I have just returned from a short trip to Rome on business. I didn’t have much access to email, so I came back to a large number of emails, many of which were from the ever increasing play framework digest emails I get from Google groups. Nothing to different yet, except when I started reading, I was amazed by the reactions to the “Open Letter” thread. If you haven’t read it, then feel free to go to Google Groups and have a read, but in summary it simple read ‘I don’t like Play 2, I don’t like Scala, the Play guys have messed up’.
Quite simply, the haters are wrong, simple as that. The Play team created a fantastic framework in Play 1.x. Even at 1.0 it was way ahead of the other frameworks, and continued to push the boundaries through 1.1 and 1.2. In Play 2.0, the team have taken a different direction from what made Play 1.x special, but have again built a fantastic framework.
Now, if I were to build a new web application, of course I would choose Play. Next question would be which one? Well, it depends on the project I am undertaking, but as of yet I have not come across a problem that Play 1.x could not solve. So, I would probably stick with Play 1.
I don’t feel proficient enough in Scala to jump onto the Scala version of Play, so if I did decide to go for a Play 2 app, I would choose Java. Indeed, I am looking forward to Nicolas’s book on Play 2 with Java. I will more than likely also get Peter Hilton’s book (Play 2 with Scala), but the Java book will be much more beneficial for me. Many people have argued that you need to know Scala to write views etc, but that is not true. I had never used Groovy before I started building Play apps, but I picked groovy up in no-time writing my views, and I have already found the same is true in Play 2. Also, as a side note, you can simply use the Groovy plugin and write your views in good-old Groovy.
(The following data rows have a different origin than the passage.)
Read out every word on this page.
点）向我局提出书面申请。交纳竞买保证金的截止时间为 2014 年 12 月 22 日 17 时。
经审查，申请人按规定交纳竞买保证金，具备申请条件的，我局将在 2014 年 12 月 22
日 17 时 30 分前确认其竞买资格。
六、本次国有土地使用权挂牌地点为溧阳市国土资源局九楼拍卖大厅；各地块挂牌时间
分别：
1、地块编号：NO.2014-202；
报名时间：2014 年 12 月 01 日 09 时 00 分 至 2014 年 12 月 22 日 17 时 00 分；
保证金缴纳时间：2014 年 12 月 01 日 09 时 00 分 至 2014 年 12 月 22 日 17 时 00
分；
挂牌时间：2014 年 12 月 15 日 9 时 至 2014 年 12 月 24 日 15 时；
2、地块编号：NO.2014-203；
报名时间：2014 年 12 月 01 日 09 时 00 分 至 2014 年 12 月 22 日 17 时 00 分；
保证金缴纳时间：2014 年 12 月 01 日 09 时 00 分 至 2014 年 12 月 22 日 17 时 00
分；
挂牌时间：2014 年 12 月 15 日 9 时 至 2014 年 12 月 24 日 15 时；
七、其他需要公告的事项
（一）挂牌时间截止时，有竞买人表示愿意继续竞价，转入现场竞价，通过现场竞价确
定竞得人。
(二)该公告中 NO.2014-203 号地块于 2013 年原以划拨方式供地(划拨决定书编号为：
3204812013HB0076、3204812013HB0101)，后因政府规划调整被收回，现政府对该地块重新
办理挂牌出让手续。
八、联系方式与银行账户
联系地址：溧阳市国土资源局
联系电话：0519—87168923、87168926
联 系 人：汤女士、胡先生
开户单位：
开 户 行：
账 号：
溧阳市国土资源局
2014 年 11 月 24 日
Now, I understand why people aren’t fully bought into Play 2 yet, I get it. I am still so happy with Play 1.x, I am not ready to move across yet. But what I don’t get is why people are so upset that Play 2 exists? It has its place, and will grow into another great framework, and I will be a better professional for knowing both technologies.
Be grateful to Guillaume and the team for open sourcing the Play framework and continuing to support both 1.x and 2.x. They saved the Java world from the tedium of J2EE frameworks and made developing fun again. If you don’t like Play 2.0, don’t use it, continue to use Play 1.x.